Sebab, gaji cukup dibayarkan oleh kantor pusat tanpa perlu pergeseran pagu saat terjadi mutasi antarunit. Dengan demikian, pagu tetap stabil dan kualitas laporan keuangan lebih terjamin. “Kehebatan institusi besar, seperti MA, dalam mengawal tegaknya hukum di Indonesia harus terus dijaga dengan menjaga hak-hak pegawai diterima tepat waktu,” kata Isti’anah.
Ia memaparkan bahwa ada beberapa tantangan yang berpotensi menghambat keberhasilan sistem pengelolaan gaji terpusat.

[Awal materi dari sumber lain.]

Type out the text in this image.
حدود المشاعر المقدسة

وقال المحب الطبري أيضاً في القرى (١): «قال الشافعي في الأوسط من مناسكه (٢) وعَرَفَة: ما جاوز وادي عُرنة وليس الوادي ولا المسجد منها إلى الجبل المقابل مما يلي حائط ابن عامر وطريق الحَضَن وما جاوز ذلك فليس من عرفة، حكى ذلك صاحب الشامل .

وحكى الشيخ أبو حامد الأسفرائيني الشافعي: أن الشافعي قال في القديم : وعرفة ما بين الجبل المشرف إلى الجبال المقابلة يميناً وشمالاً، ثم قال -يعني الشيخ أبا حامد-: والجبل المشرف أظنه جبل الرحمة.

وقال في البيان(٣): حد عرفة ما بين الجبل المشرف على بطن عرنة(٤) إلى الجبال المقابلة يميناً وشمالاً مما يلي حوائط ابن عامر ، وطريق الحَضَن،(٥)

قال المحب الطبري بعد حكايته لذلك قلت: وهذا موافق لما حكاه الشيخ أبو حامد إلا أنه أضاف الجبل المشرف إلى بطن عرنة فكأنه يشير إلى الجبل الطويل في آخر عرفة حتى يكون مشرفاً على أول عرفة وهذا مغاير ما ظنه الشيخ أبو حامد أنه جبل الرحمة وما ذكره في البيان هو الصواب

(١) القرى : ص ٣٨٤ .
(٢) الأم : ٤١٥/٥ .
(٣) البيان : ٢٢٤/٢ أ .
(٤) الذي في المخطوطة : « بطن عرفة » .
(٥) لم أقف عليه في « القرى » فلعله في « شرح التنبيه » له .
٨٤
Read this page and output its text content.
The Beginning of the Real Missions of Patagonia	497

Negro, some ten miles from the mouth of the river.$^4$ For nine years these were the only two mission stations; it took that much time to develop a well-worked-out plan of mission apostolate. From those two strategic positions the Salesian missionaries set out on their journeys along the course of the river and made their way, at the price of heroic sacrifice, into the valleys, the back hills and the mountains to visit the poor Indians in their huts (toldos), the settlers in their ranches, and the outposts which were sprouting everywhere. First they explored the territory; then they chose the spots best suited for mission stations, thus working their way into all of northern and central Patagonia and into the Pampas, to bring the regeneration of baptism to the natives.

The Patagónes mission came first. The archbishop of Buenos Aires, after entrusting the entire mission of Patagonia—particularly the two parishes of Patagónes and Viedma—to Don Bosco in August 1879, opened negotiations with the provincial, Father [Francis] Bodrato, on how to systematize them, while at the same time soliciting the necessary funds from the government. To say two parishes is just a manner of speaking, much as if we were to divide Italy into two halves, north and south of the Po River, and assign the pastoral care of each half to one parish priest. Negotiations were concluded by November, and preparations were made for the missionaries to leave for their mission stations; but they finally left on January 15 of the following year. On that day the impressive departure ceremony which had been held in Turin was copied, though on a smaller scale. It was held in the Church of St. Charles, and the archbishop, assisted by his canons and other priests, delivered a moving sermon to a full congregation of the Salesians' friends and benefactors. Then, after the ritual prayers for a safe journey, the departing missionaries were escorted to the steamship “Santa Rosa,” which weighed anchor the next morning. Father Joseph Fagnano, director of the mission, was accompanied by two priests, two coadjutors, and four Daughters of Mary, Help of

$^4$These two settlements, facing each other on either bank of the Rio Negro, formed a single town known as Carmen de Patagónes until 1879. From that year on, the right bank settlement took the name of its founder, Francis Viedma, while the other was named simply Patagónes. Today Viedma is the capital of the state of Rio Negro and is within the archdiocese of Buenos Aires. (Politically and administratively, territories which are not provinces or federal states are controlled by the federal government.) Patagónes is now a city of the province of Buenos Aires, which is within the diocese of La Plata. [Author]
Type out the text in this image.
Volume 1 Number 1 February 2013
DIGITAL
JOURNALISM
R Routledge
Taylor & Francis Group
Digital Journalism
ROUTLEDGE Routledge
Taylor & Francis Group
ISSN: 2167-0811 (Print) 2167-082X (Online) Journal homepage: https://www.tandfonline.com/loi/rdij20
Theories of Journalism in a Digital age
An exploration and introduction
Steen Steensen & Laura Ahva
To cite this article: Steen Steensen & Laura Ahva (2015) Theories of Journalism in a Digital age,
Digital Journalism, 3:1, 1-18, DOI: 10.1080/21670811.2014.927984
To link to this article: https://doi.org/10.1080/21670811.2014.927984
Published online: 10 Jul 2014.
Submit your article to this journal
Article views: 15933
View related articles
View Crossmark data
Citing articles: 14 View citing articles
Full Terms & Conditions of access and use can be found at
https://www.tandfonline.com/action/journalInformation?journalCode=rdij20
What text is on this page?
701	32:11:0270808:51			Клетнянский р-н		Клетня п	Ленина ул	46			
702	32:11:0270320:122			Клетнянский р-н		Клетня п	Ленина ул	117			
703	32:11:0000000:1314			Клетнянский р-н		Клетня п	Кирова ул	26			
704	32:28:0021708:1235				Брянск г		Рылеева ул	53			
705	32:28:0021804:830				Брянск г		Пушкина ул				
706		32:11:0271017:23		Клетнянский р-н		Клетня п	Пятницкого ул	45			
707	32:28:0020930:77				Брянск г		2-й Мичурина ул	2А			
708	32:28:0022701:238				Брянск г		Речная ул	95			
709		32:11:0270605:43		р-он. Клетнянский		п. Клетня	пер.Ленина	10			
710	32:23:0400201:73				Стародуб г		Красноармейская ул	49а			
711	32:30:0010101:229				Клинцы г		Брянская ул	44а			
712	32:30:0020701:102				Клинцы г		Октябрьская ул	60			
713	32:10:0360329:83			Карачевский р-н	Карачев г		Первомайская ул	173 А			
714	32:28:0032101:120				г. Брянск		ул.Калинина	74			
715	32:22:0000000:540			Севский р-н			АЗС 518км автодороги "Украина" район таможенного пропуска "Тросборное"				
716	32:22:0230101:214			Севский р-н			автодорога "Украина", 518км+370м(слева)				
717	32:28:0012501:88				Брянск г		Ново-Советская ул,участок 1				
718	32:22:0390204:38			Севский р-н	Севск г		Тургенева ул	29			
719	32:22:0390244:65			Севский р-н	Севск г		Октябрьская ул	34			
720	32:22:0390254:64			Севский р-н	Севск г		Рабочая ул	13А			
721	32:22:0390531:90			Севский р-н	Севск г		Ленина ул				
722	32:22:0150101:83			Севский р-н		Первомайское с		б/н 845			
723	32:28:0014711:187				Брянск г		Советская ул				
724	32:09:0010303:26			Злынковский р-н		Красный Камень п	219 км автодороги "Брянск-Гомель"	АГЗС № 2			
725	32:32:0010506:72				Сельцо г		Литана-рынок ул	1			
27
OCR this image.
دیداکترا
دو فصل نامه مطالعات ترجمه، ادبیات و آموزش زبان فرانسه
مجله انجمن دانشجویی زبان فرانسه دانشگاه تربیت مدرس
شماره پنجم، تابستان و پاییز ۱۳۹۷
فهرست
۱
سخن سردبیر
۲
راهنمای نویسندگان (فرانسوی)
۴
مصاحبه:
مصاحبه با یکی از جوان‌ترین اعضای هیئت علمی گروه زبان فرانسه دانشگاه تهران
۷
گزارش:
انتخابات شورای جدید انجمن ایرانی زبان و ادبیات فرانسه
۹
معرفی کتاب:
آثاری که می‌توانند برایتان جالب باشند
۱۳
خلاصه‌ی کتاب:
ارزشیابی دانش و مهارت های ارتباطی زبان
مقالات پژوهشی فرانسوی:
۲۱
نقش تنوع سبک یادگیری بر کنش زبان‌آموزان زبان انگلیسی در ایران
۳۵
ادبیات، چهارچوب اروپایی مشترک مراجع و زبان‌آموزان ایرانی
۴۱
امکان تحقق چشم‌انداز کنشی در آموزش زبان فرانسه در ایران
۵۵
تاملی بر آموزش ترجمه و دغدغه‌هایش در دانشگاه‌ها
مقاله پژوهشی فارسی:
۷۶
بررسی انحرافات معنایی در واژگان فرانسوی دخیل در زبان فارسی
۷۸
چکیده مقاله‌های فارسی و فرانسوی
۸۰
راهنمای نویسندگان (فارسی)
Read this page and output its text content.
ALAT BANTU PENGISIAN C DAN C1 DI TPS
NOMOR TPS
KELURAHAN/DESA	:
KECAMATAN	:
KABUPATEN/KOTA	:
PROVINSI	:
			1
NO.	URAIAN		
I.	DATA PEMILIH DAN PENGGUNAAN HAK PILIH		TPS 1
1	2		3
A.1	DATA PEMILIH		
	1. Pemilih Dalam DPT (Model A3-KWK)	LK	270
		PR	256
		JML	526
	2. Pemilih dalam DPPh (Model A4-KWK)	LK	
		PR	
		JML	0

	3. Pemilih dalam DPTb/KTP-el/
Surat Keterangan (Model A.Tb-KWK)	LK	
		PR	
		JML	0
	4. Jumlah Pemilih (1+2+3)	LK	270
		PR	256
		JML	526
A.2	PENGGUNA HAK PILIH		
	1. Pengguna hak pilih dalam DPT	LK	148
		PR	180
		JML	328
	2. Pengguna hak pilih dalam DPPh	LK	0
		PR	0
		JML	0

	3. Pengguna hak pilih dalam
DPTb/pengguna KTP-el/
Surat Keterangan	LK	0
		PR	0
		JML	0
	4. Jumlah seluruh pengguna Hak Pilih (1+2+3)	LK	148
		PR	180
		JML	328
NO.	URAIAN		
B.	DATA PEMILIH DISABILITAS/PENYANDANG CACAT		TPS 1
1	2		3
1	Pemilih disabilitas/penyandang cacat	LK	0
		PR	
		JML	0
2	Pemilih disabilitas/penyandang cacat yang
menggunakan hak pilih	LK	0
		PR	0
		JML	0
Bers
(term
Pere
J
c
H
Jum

Tantangan tersebut meliputi perbedaan format data supplier antarsatker, keterbatasan kompetensi ASN dalam menggunakan sistem digital, serta kurangnya koordinasi antarsatker.
Oleh karena itu, menurut Isti'anah, diperlukan strategi yang efektif untuk mengatasi kendala tersebut agar proses pengelolaan data kepegawaian dan pembayaran gaji dapat berjalan dengan baik. Ia menegaskan bahwa upaya ini bukan hanya untuk memastikan pembayaran gaji dan tunjangan kinerja (tukin) tepat waktu dan sesuai data, tetapi juga untuk mendorong transparansi dan akuntabilitas dalam pengelolaan belanja pegawai. Dengan demikian, kualitas laporan keuangan pun akan semakin baik.
Secara umum, pada era digitalisasi saat ini, proses pembayaran APBN membutuhkan dua sistem, yaitu Sistem Aplikasi Keuangan Tingkat Instansi (SAKTI) dan Sistem Perbendaharaan dan Anggaran Negara (SPAN). Isti’anah menjelaskan, SAKTI adalah aplikasi yang mengintegrasikan berbagai proses keuangan, mulai dari perencanaan, pelaksanaan, hingga pertanggungjawaban anggaran di sisi satker. Sementara itu, SPAN merupakan sistem yang dirancang untuk mengintegrasikan proses penganggaran, pelaksanaan, dan pelaporan keuangan negara. Dengan sistem tersebut, laporan keuangan yang dihasilkan akan lebih akurat, akuntabel, dan transparan dalam pengelolaan anggaran.